Große Einheits-Sause in Stuttgart

Stuttgart · Die zentrale Feier zum Tag der Deutschen Einheit findet diesmal in Stuttgart statt. Sie kostet rund drei Millionen Euro. Gastgeber Kretschmann hält den Einheitsprozess für nicht abgeschlossen.

2012 erzielte die Feier zum Tag der Deutschen Einheit vor allem durch Kurt Beck Aufmerksamkeit. Der damalige Ministerpräsident von Rheinland-Pfalz zischte einem etwas penetranten Gast auf der Münchener Festmeile zu, er solle "mal das Maul halten". Auf solche Publicity könne man in Stuttgart gut verzichten, heißt es aus der baden-württembergischen Landesregierung. Planbar ist das freilich nicht. "Zusammen einzigartig" lautet das Motto zum 23. Tag der Deutschen Einheit. Aber nicht alle wollen feiern. Ein "Bündnis aus verschiedenen anarchistischen und kommunistischen Gruppen" organisiert Proteste. Der deutsche Nationalismus sei "kein Grund zu feiern", sagen sie.

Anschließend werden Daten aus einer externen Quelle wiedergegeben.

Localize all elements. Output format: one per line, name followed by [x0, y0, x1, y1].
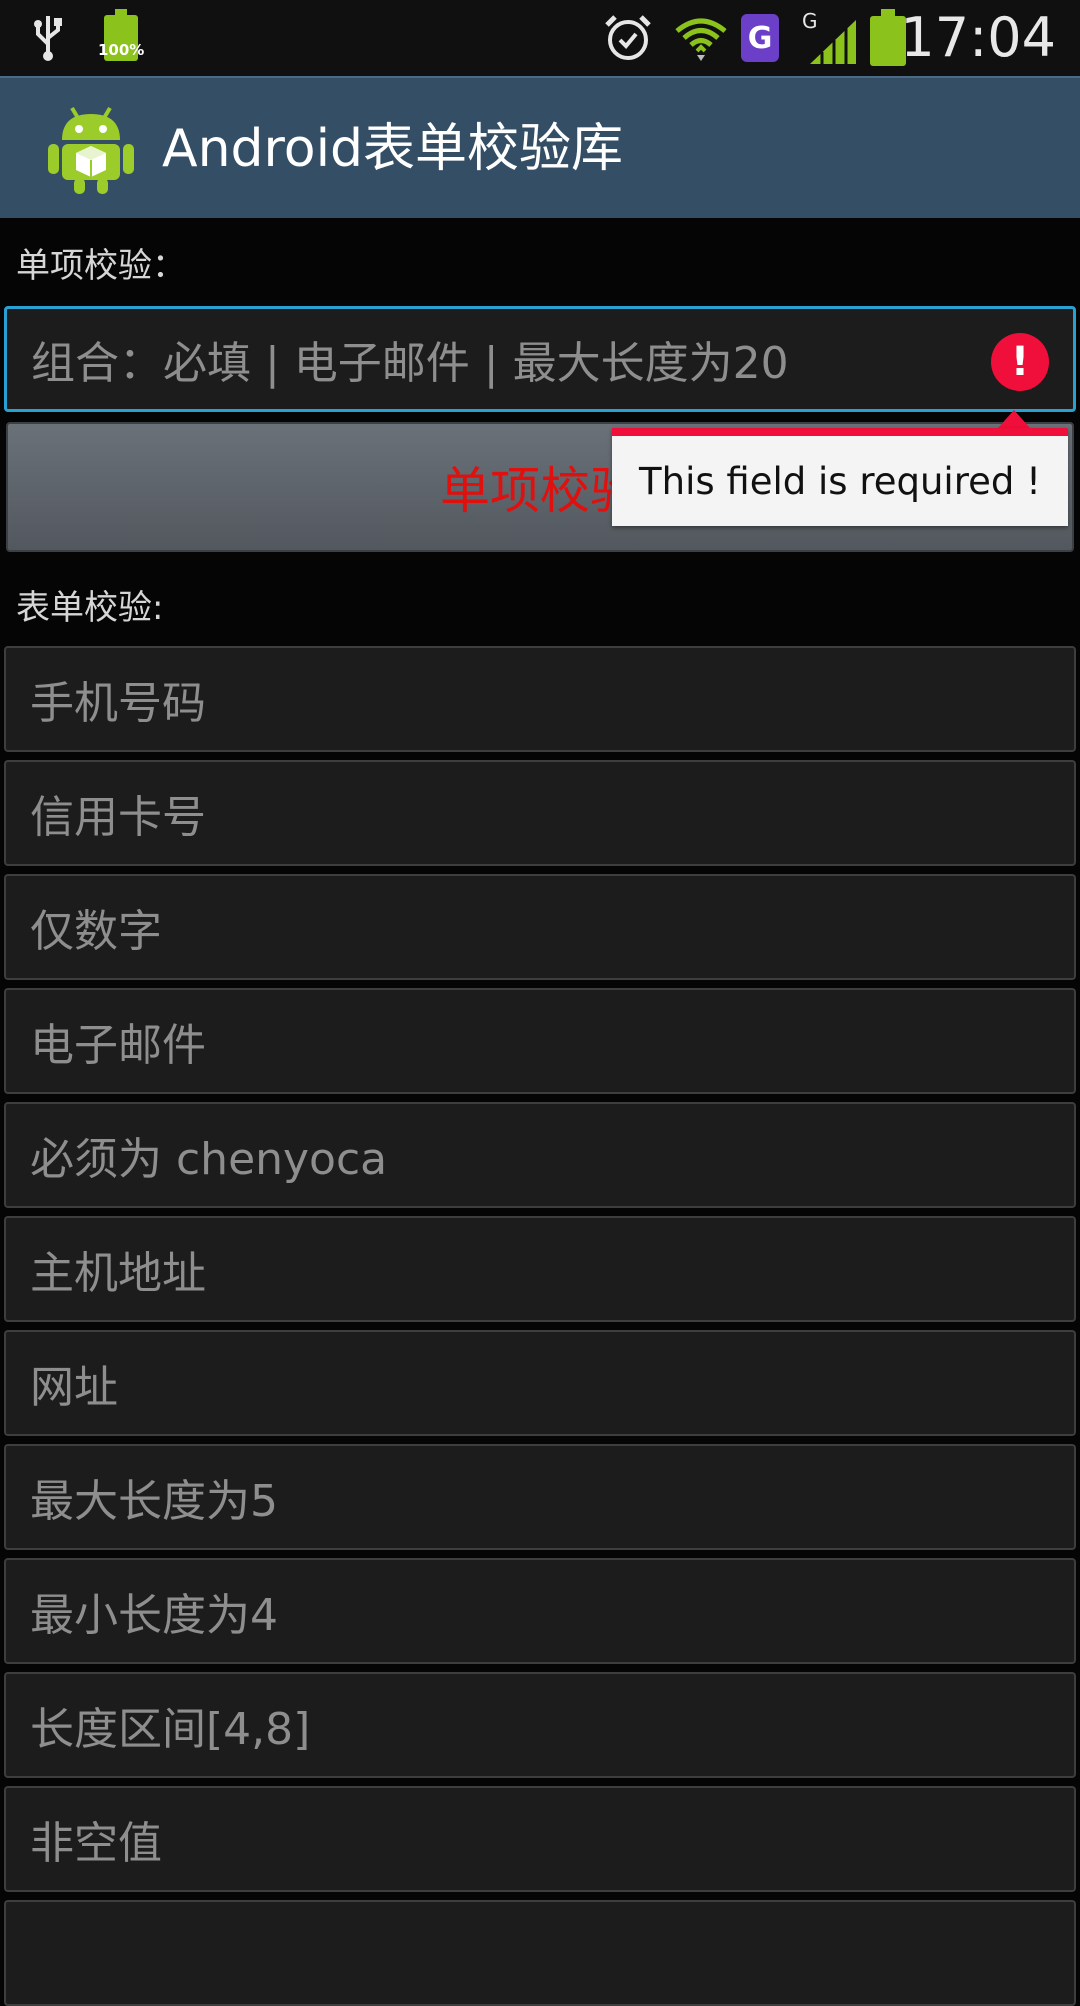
signal-icon: G: [800, 0, 860, 76]
app-notification-icon: G: [738, 0, 782, 76]
app-badge-letter: G: [741, 14, 779, 62]
form-field-host[interactable]: 主机地址: [4, 1216, 1076, 1322]
network-type-label: G: [802, 10, 818, 33]
field-placeholder: 电子邮件: [30, 1020, 206, 1071]
alarm-icon: [600, 0, 656, 76]
field-placeholder: 必须为 chenyoca: [30, 1134, 388, 1185]
battery-percent: 100%: [98, 41, 145, 59]
error-icon[interactable]: !: [991, 333, 1049, 391]
single-section-label: 单项校验：: [16, 246, 186, 286]
form-field-credit-card[interactable]: 信用卡号: [4, 760, 1076, 866]
combined-validation-input[interactable]: 组合：必填 | 电子邮件 | 最大长度为20 !: [4, 306, 1076, 412]
form-field-length-range[interactable]: 长度区间[4,8]: [4, 1672, 1076, 1778]
tooltip-arrow: [998, 410, 1030, 428]
form-field-next[interactable]: [4, 1900, 1076, 2006]
field-placeholder: 非空值: [30, 1818, 162, 1869]
form-section-label: 表单校验:: [16, 588, 164, 628]
form-field-not-blank[interactable]: 非空值: [4, 1786, 1076, 1892]
wifi-icon: [672, 0, 730, 76]
form-field-min-length[interactable]: 最小长度为4: [4, 1558, 1076, 1664]
field-placeholder: 最大长度为5: [30, 1476, 278, 1527]
action-bar: Android表单校验库: [0, 76, 1080, 218]
field-placeholder: 长度区间[4,8]: [30, 1704, 311, 1755]
clock: 17:04: [900, 6, 1056, 69]
form-field-url[interactable]: 网址: [4, 1330, 1076, 1436]
form-field-digits-only[interactable]: 仅数字: [4, 874, 1076, 980]
status-bar: 100% G G 17:04: [0, 0, 1080, 76]
field-placeholder: 网址: [30, 1362, 118, 1413]
form-field-phone[interactable]: 手机号码: [4, 646, 1076, 752]
form-field-must-equal[interactable]: 必须为 chenyoca: [4, 1102, 1076, 1208]
android-logo-icon: [46, 100, 136, 196]
field-placeholder: 手机号码: [30, 678, 206, 729]
field-placeholder: 最小长度为4: [30, 1590, 278, 1641]
field-placeholder: 仅数字: [30, 906, 162, 957]
app-title: Android表单校验库: [162, 119, 624, 179]
form-field-max-length[interactable]: 最大长度为5: [4, 1444, 1076, 1550]
usb-icon: [28, 0, 68, 76]
input-placeholder: 组合：必填 | 电子邮件 | 最大长度为20: [31, 338, 789, 389]
field-placeholder: 信用卡号: [30, 792, 206, 843]
battery-icon: 100%: [96, 0, 146, 76]
form-field-email[interactable]: 电子邮件: [4, 988, 1076, 1094]
field-placeholder: 主机地址: [30, 1248, 206, 1299]
error-tooltip: This field is required !: [612, 428, 1068, 526]
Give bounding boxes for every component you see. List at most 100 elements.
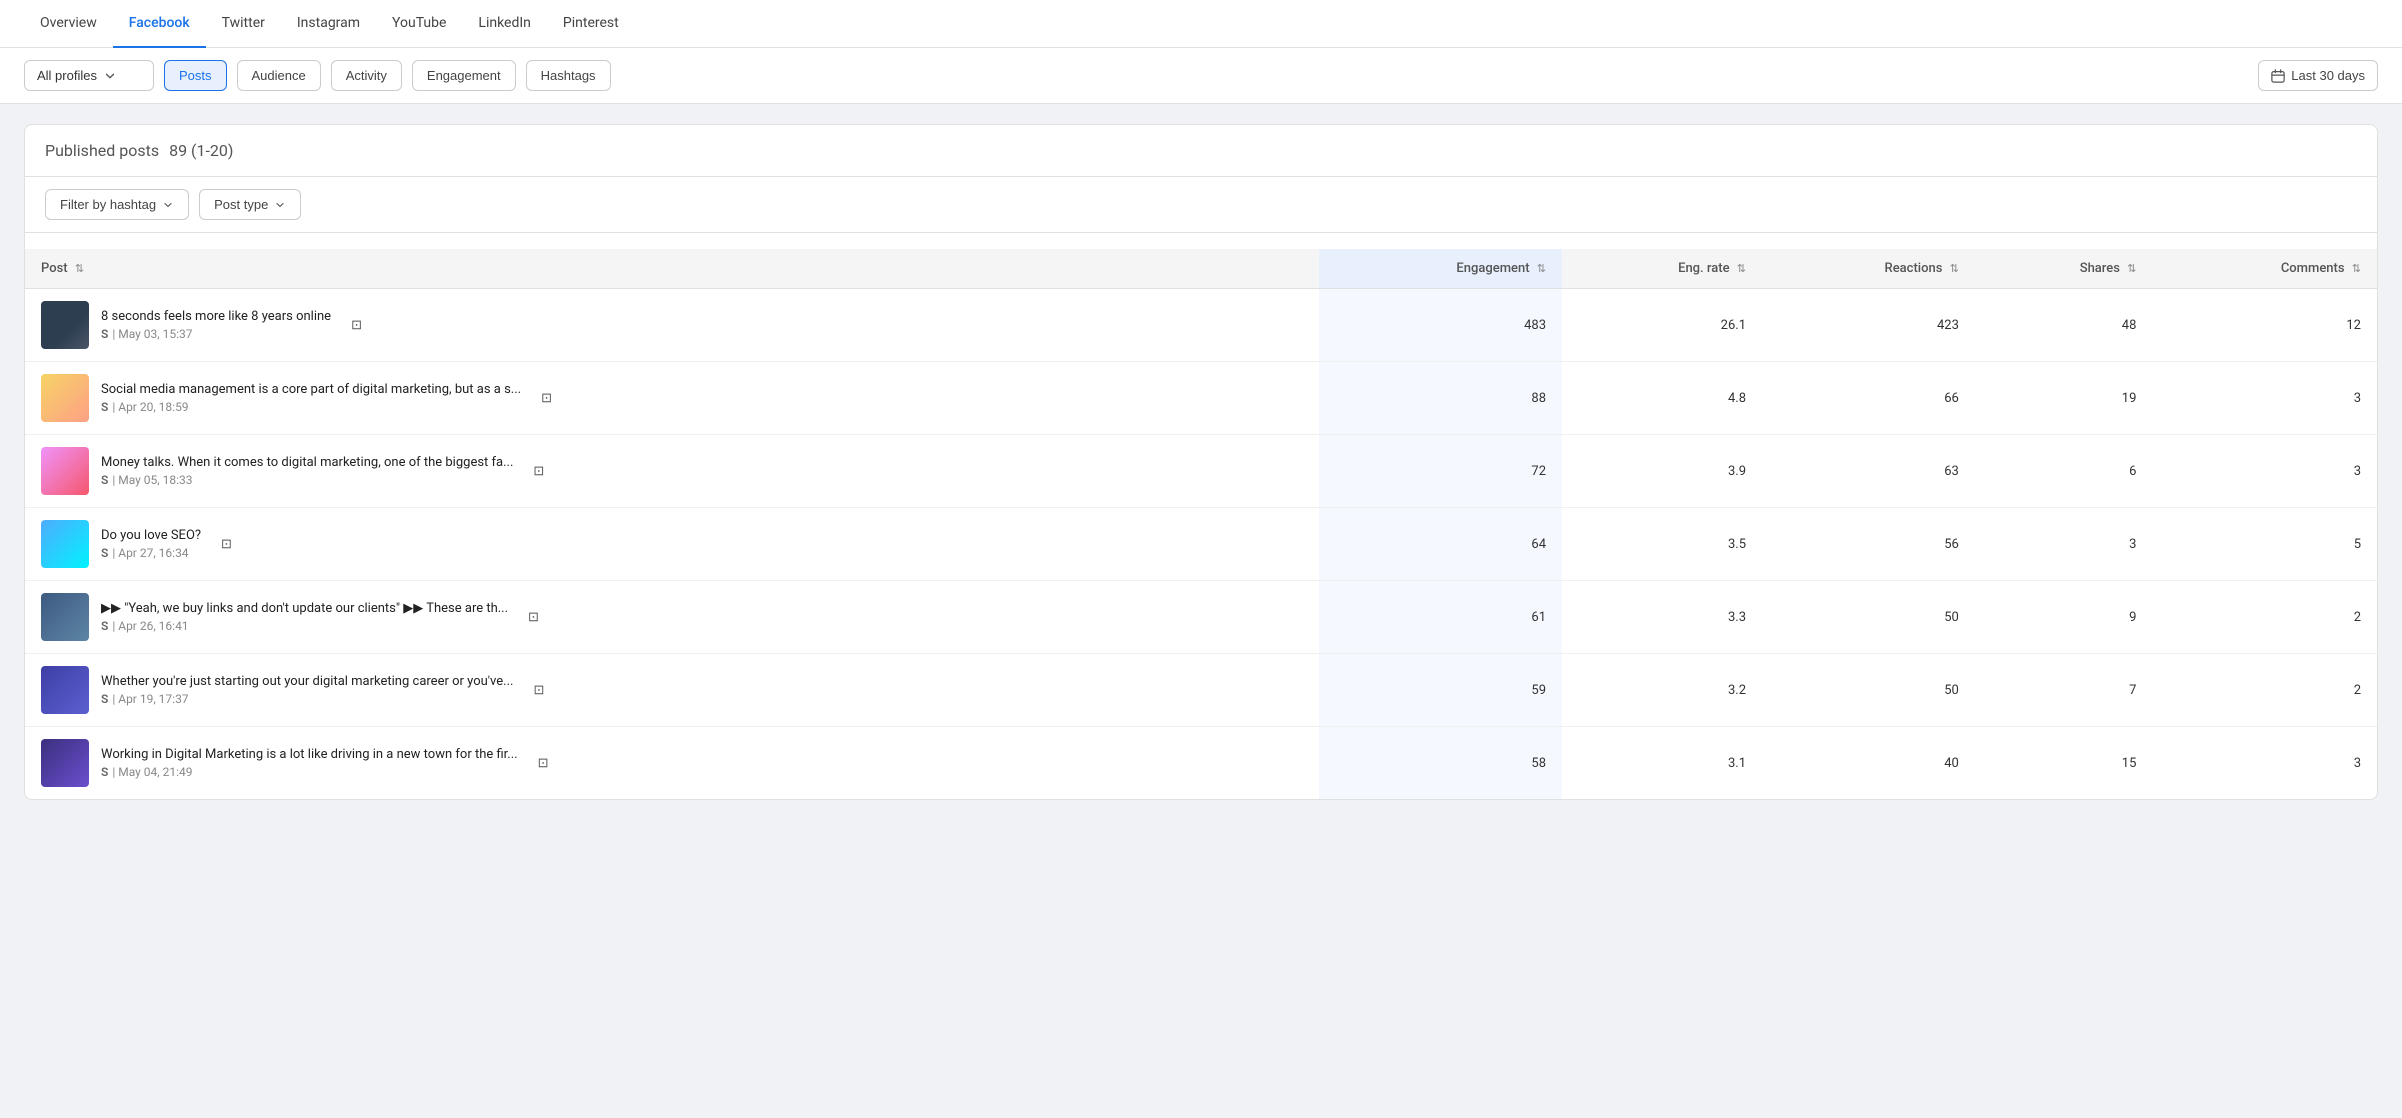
post-info: 8 seconds feels more like 8 years online…: [101, 309, 331, 341]
table-row[interactable]: Money talks. When it comes to digital ma…: [25, 435, 2377, 508]
post-type-icon: ⊡: [533, 464, 544, 479]
post-type-icon: ⊡: [538, 756, 549, 771]
post-title: Money talks. When it comes to digital ma…: [101, 455, 513, 470]
filter-hashtag-button[interactable]: Filter by hashtag: [45, 189, 189, 220]
post-shares: 7: [1975, 654, 2153, 727]
post-meta: S | May 05, 18:33: [101, 473, 513, 487]
post-meta-separator: | Apr 27, 16:34: [112, 546, 188, 560]
post-engagement: 483: [1319, 289, 1562, 362]
post-comments: 2: [2152, 581, 2377, 654]
table-row[interactable]: ▶▶ "Yeah, we buy links and don't update …: [25, 581, 2377, 654]
nav-pinterest[interactable]: Pinterest: [547, 0, 635, 48]
tab-hashtags[interactable]: Hashtags: [526, 60, 611, 91]
date-range-section: Last 30 days: [2258, 60, 2378, 91]
post-shares: 3: [1975, 508, 2153, 581]
nav-instagram[interactable]: Instagram: [281, 0, 376, 48]
post-engagement: 64: [1319, 508, 1562, 581]
col-eng-rate[interactable]: Eng. rate ⇅: [1562, 249, 1762, 289]
post-comments: 5: [2152, 508, 2377, 581]
col-post[interactable]: Post ⇅: [25, 249, 1319, 289]
top-nav: Overview Facebook Twitter Instagram YouT…: [0, 0, 2402, 48]
post-type-icon: ⊡: [528, 610, 539, 625]
nav-linkedin[interactable]: LinkedIn: [462, 0, 547, 48]
post-comments: 3: [2152, 727, 2377, 800]
post-source: S: [101, 473, 108, 487]
sort-icon-engagement: ⇅: [1537, 262, 1546, 275]
main-content: Published posts 89 (1-20) Filter by hash…: [0, 104, 2402, 820]
post-thumbnail: [41, 520, 89, 568]
post-meta: S | Apr 27, 16:34: [101, 546, 201, 560]
date-range-button[interactable]: Last 30 days: [2258, 60, 2378, 91]
sort-icon-eng-rate: ⇅: [1737, 262, 1746, 275]
section-title: Published posts 89 (1-20): [45, 141, 233, 160]
col-engagement[interactable]: Engagement ⇅: [1319, 249, 1562, 289]
post-reactions: 40: [1762, 727, 1975, 800]
table-row[interactable]: Whether you're just starting out your di…: [25, 654, 2377, 727]
tab-audience[interactable]: Audience: [237, 60, 321, 91]
sort-icon-post: ⇅: [75, 262, 84, 275]
post-meta: S | May 04, 21:49: [101, 765, 518, 779]
post-engagement: 72: [1319, 435, 1562, 508]
nav-twitter[interactable]: Twitter: [206, 0, 281, 48]
post-info: Money talks. When it comes to digital ma…: [101, 455, 513, 487]
post-meta-separator: | Apr 26, 16:41: [112, 619, 188, 633]
calendar-icon: [2271, 69, 2285, 83]
post-source: S: [101, 546, 108, 560]
filter-post-type-button[interactable]: Post type: [199, 189, 301, 220]
post-reactions: 50: [1762, 581, 1975, 654]
post-cell-5: ▶▶ "Yeah, we buy links and don't update …: [25, 581, 1319, 654]
col-reactions[interactable]: Reactions ⇅: [1762, 249, 1975, 289]
filters-bar: Filter by hashtag Post type: [25, 177, 2377, 233]
table-header-row: Post ⇅ Engagement ⇅ Eng. rate ⇅ Reaction…: [25, 249, 2377, 289]
post-title: Do you love SEO?: [101, 528, 201, 543]
post-cell-2: Social media management is a core part o…: [25, 362, 1319, 435]
date-range-label: Last 30 days: [2291, 68, 2365, 83]
sort-icon-comments: ⇅: [2352, 262, 2361, 275]
table-row[interactable]: 8 seconds feels more like 8 years online…: [25, 289, 2377, 362]
tab-activity[interactable]: Activity: [331, 60, 402, 91]
post-title: Whether you're just starting out your di…: [101, 674, 513, 689]
post-eng-rate: 4.8: [1562, 362, 1762, 435]
nav-overview[interactable]: Overview: [24, 0, 113, 48]
post-cell-7: Working in Digital Marketing is a lot li…: [25, 727, 1319, 800]
table-row[interactable]: Working in Digital Marketing is a lot li…: [25, 727, 2377, 800]
post-reactions: 66: [1762, 362, 1975, 435]
post-eng-rate: 26.1: [1562, 289, 1762, 362]
post-reactions: 50: [1762, 654, 1975, 727]
tab-engagement[interactable]: Engagement: [412, 60, 516, 91]
post-eng-rate: 3.2: [1562, 654, 1762, 727]
post-comments: 12: [2152, 289, 2377, 362]
post-meta: S | May 03, 15:37: [101, 327, 331, 341]
nav-youtube[interactable]: YouTube: [376, 0, 462, 48]
chevron-down-icon: [274, 199, 286, 211]
nav-facebook[interactable]: Facebook: [113, 0, 206, 48]
post-comments: 2: [2152, 654, 2377, 727]
post-shares: 48: [1975, 289, 2153, 362]
post-meta: S | Apr 20, 18:59: [101, 400, 521, 414]
post-engagement: 59: [1319, 654, 1562, 727]
table-row[interactable]: Social media management is a core part o…: [25, 362, 2377, 435]
post-thumbnail: [41, 739, 89, 787]
sub-header-left: All profiles Posts Audience Activity Eng…: [24, 60, 611, 91]
profile-dropdown[interactable]: All profiles: [24, 60, 154, 91]
post-source: S: [101, 619, 108, 633]
post-eng-rate: 3.9: [1562, 435, 1762, 508]
post-info: Do you love SEO? S | Apr 27, 16:34: [101, 528, 201, 560]
post-title: Social media management is a core part o…: [101, 382, 521, 397]
post-cell-6: Whether you're just starting out your di…: [25, 654, 1319, 727]
posts-table-container: Published posts 89 (1-20) Filter by hash…: [24, 124, 2378, 800]
col-comments[interactable]: Comments ⇅: [2152, 249, 2377, 289]
post-engagement: 61: [1319, 581, 1562, 654]
post-meta-separator: | Apr 20, 18:59: [112, 400, 188, 414]
post-meta-separator: | May 05, 18:33: [112, 473, 192, 487]
post-meta-separator: | Apr 19, 17:37: [112, 692, 188, 706]
post-cell-1: 8 seconds feels more like 8 years online…: [25, 289, 1319, 362]
posts-table: Post ⇅ Engagement ⇅ Eng. rate ⇅ Reaction…: [25, 249, 2377, 799]
post-shares: 19: [1975, 362, 2153, 435]
post-info: Social media management is a core part o…: [101, 382, 521, 414]
post-eng-rate: 3.5: [1562, 508, 1762, 581]
tab-posts[interactable]: Posts: [164, 60, 227, 91]
col-shares[interactable]: Shares ⇅: [1975, 249, 2153, 289]
post-source: S: [101, 765, 108, 779]
table-row[interactable]: Do you love SEO? S | Apr 27, 16:34 ⊡ 64 …: [25, 508, 2377, 581]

Das sehen viele anders: Rund 400 000 Menschen werden zu der bundesweit zentralen Festmeile erwartet. Die Stuttgarter Innenstadt ist abgesperrt und voller Stände, Zelte und Bühnen. Bereits am heutigen Mittwoch geht das Bürgerfest los: Landesmutter Gerlinde Kretschmann kocht mit dem TV-Koch Vincent Klink auf der Marktplatz-Bühne, ihr Mann, Ministerpräsident Winfried Kretschmann (Grüne), isst öffentlich Maultaschen, die ARD sendet live. Bürger hätten die Wende bewirkt, deshalb sei es "sehr angemessen", es auch in dieser Form zu feiern, sagt Ausrichter Kretschmann. Er tafelt heute Abend - am letzten Tag seiner Bundesratspräsidentschaft - mit den Spitzen der Verfassungsorgane und den anderen Länderchefs. Den Einheitsprozess hält Kretschmann für nicht abgeschlossen. Zwar befürwortet er die Ablösung des "Soli" durch ein System, das Geld "nach Bedarf und nicht nach Himmelsrichtung verteilt". Inzwischen habe eher der Westen bei der Infrastruktur Nachholbedarf. Allerdings sei es nicht gelungen, im Osten Deutschlands ausreichend Firmen anzusiedeln. "Es ist noch viel zu tun, um gleichwertige Lebensverhältnisse zu schaffen." Deutschland müsse reformerisch ein "großes Rad drehen". Mit der Klage gegen den vergleichsweise kleinen Länderfinanzausgleich sei es nicht getan, argumentiert Kretschmann gegen Bayerns Regierungschef Horst Seehofer. Auch der "Soli" oder die Bundeszuweisungen etwa für Forschung oder die Krankenkassenfinanzierung müssten einbezogen werden. "Es geht um die gute politische Ordnung der Dinge."

Die zweitägige Feier kostet rund drei Millionen Euro. Baden-Württemberg kalkuliert für sich mit 2,2 Millionen Euro, Stuttgart hat knapp 400 000 Euro zugesagt, Sponsoren steuern mehr als 550 000 Euro bei. Die Bundesregierung präsentiert sich mit einem 1600 Quadratmeter großen Zelt beim Schloss, wo Erwin Teufel, Wolfgang Schäuble oder die SWR-Zeichentrickfiguren "Äffle und Pferdle" gastieren. Auch Bundespräsident Joachim Gauck und Bundeskanzlerin Angela Merkel wollen kommen.